The label, handwritten in red ink, read “Soundtrack For The Twenty One Bus Home”.
Twelve years later, Dan Astles is now a singer-songwriter based in Southport, Merseyside.
Dan, who was only six months old when Joseph Deans took his own life, said he saw the carefully curated mixtape as a way of keeping his uncle’s legacy alive.
“I didn’t find out about the circumstances [of my uncle’s death] until I was much older but I could really see how much it affected everyone in the family,” said Dan, now 27.
“The thing everyone would say about him was that he lived and breathed music and I did too.”
Dan began to write his own songs as a teenager.
It was at this time that his grandad suggested he searched the loft of their Kirkdale home for his uncle’s treasured music collection.
“We climbed up there and I just found this incredible array of vinyl and gig posters,” he said.
“Amongst it all was this tape that was called ‘Soundtrack For The Twenty One Bus Home’.
“As a music-obsessed teenager it blew my mind.”
Dan said it was clear that his uncle had thoughtfully crafted the mixtape, adding: “It was almost like his own album.”
It featured songs from Radiohead, The Beatles, Kate Bush and Abba, sandwiched between interludes of Jack Kerouac poems and radio comedy.
“I felt like I could develop that connection with him despite not knowing him,” said Dan.

The 21 bus service would travel from Liverpool city centre to Kirby via Walton and Kirkdale.
“He would have got on that bus and listened to the mixtape after a night out or going to some gigs or something like that,” he said.
“So he obviously thought it was a journey worth soundtracking.
“I borrowed my grandad’s little tape recorder player and when I played it, it was all these amazing songs, all these interludes he’d put in to make himself laugh.
“I knew it was going to be something that would inspire me.”
Now Dan’s debut album – also titled Soundtrack For The Twenty One Bus Home – is both a tribute and a conversation with the uncle he never truly got to know.
Family handoutDan, who studied music at the Liverpool Institute for Performing Arts, said: “The first song on the album is called Joe, Are You Listening?
“That’s written directly to my uncle.
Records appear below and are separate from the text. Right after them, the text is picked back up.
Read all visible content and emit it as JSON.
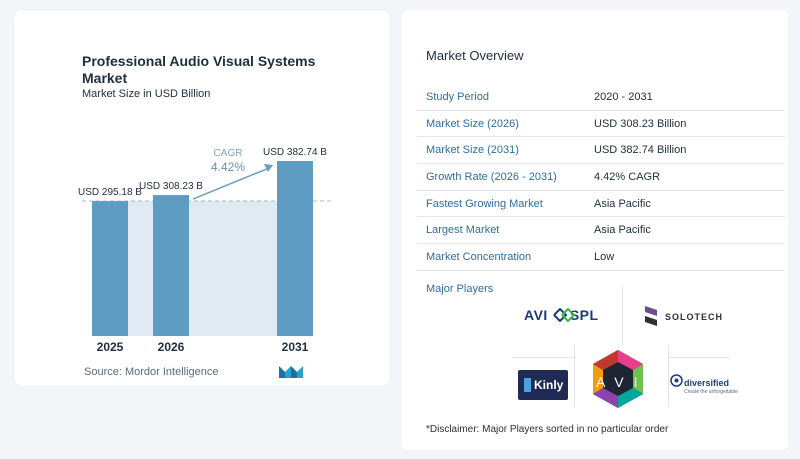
{
  "chart_data": {
    "type": "bar",
    "title": "Professional Audio Visual Systems Market",
    "subtitle": "Market Size in USD Billion",
    "categories": [
      "2025",
      "2026",
      "2031"
    ],
    "values": [
      295.18,
      308.23,
      382.74
    ],
    "value_labels": [
      "USD 295.18 B",
      "USD 308.23 B",
      "USD 382.74 B"
    ],
    "cagr_label": "CAGR",
    "cagr_value": "4.42%",
    "bar_color": "#5f9cc4",
    "band_color": "#dfeaf3",
    "ylim": [
      0,
      400
    ],
    "grid": false,
    "legend": "none"
  },
  "source": "Source:  Mordor Intelligence",
  "overview": {
    "title": "Market Overview",
    "rows": [
      {
        "label": "Study Period",
        "value": "2020 - 2031"
      },
      {
        "label": "Market Size (2026)",
        "value": "USD 308.23 Billion"
      },
      {
        "label": "Market Size (2031)",
        "value": "USD 382.74 Billion"
      },
      {
        "label": "Growth Rate (2026 - 2031)",
        "value": "4.42% CAGR"
      },
      {
        "label": "Fastest Growing Market",
        "value": "Asia Pacific"
      },
      {
        "label": "Largest Market",
        "value": "Asia Pacific"
      },
      {
        "label": "Market Concentration",
        "value": "Low"
      }
    ]
  },
  "players": {
    "title": "Major Players",
    "avi_spl": {
      "left": "AVI",
      "right": "SPL"
    },
    "solotech": "SOLOTECH",
    "kinly": "Kinly",
    "avi": "AVI",
    "diversified": "diversified",
    "diversified_tagline": "Create the unforgettable"
  },
  "disclaimer": "*Disclaimer: Major Players sorted in no particular order"
}
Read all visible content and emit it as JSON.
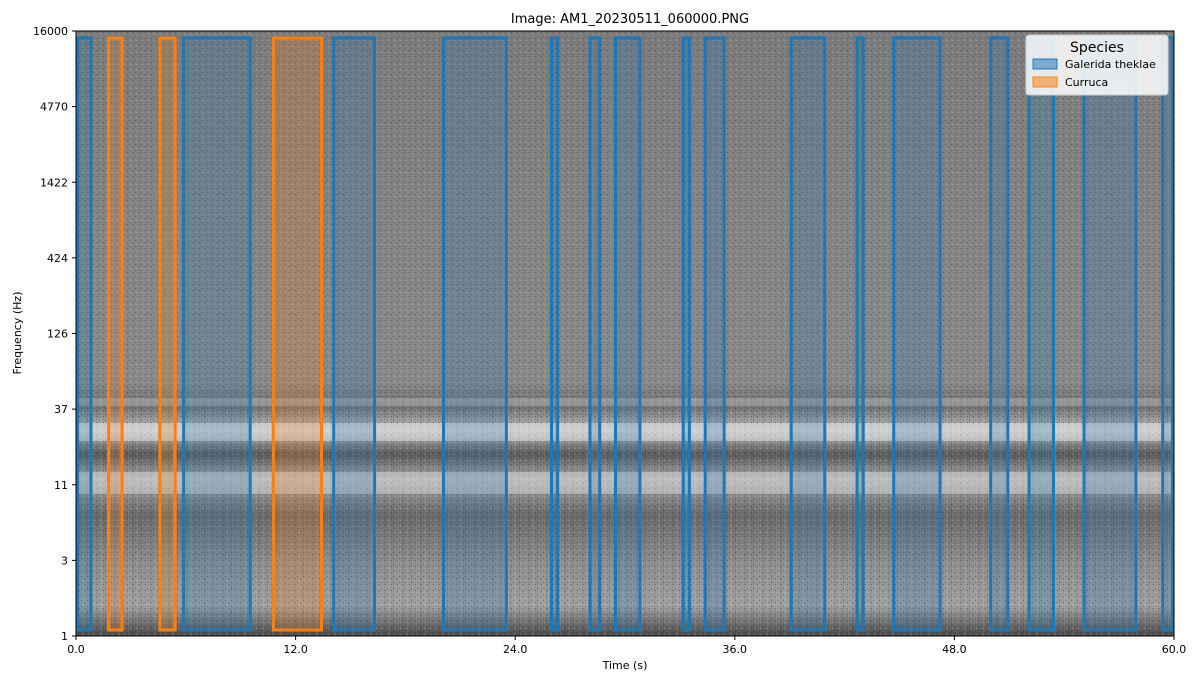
{
  "chart_data": {
    "type": "spectrogram-annotations",
    "title": "Image: AM1_20230511_060000.PNG",
    "xlabel": "Time (s)",
    "ylabel": "Frequency (Hz)",
    "xlim": [
      0,
      60
    ],
    "x_ticks": [
      "0.0",
      "12.0",
      "24.0",
      "36.0",
      "48.0",
      "60.0"
    ],
    "y_ticks": [
      "1",
      "3",
      "11",
      "37",
      "126",
      "424",
      "1422",
      "4770",
      "16000"
    ],
    "legend": {
      "title": "Species",
      "position": "top-right",
      "entries": [
        {
          "name": "Galerida theklae",
          "color": "#1f77b4"
        },
        {
          "name": "Curruca",
          "color": "#ff7f0e"
        }
      ]
    },
    "detections": [
      {
        "species": "Galerida theklae",
        "start": 0.0,
        "end": 0.9
      },
      {
        "species": "Curruca",
        "start": 1.7,
        "end": 2.6
      },
      {
        "species": "Curruca",
        "start": 4.5,
        "end": 5.5
      },
      {
        "species": "Galerida theklae",
        "start": 5.8,
        "end": 9.6
      },
      {
        "species": "Curruca",
        "start": 10.7,
        "end": 13.5
      },
      {
        "species": "Galerida theklae",
        "start": 14.0,
        "end": 16.4
      },
      {
        "species": "Galerida theklae",
        "start": 20.0,
        "end": 23.6
      },
      {
        "species": "Galerida theklae",
        "start": 25.9,
        "end": 26.4
      },
      {
        "species": "Galerida theklae",
        "start": 28.0,
        "end": 28.7
      },
      {
        "species": "Galerida theklae",
        "start": 29.4,
        "end": 30.9
      },
      {
        "species": "Galerida theklae",
        "start": 33.1,
        "end": 33.6
      },
      {
        "species": "Galerida theklae",
        "start": 34.3,
        "end": 35.5
      },
      {
        "species": "Galerida theklae",
        "start": 39.0,
        "end": 41.0
      },
      {
        "species": "Galerida theklae",
        "start": 42.6,
        "end": 43.1
      },
      {
        "species": "Galerida theklae",
        "start": 44.6,
        "end": 47.3
      },
      {
        "species": "Galerida theklae",
        "start": 49.9,
        "end": 51.0
      },
      {
        "species": "Galerida theklae",
        "start": 52.0,
        "end": 53.5
      },
      {
        "species": "Galerida theklae",
        "start": 55.0,
        "end": 58.0
      },
      {
        "species": "Galerida theklae",
        "start": 59.3,
        "end": 60.0
      }
    ]
  }
}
I wanted to write an album about family.”
The album also touches on the fragility of mental health.
“When someone dies in the way my Uncle Joseph did, the grief sort of echoes,” he explained.
“So increasing awareness of [mental health] was an important part of it when making this record.”
Dan said he was in no doubt that his uncle would have been “a sounding board” for his music.
“That’s what I always imagine. Someone I could send any demo I’ve written.
“I hope he would have liked it and thought it was cool and enjoyed it being named after his tape.”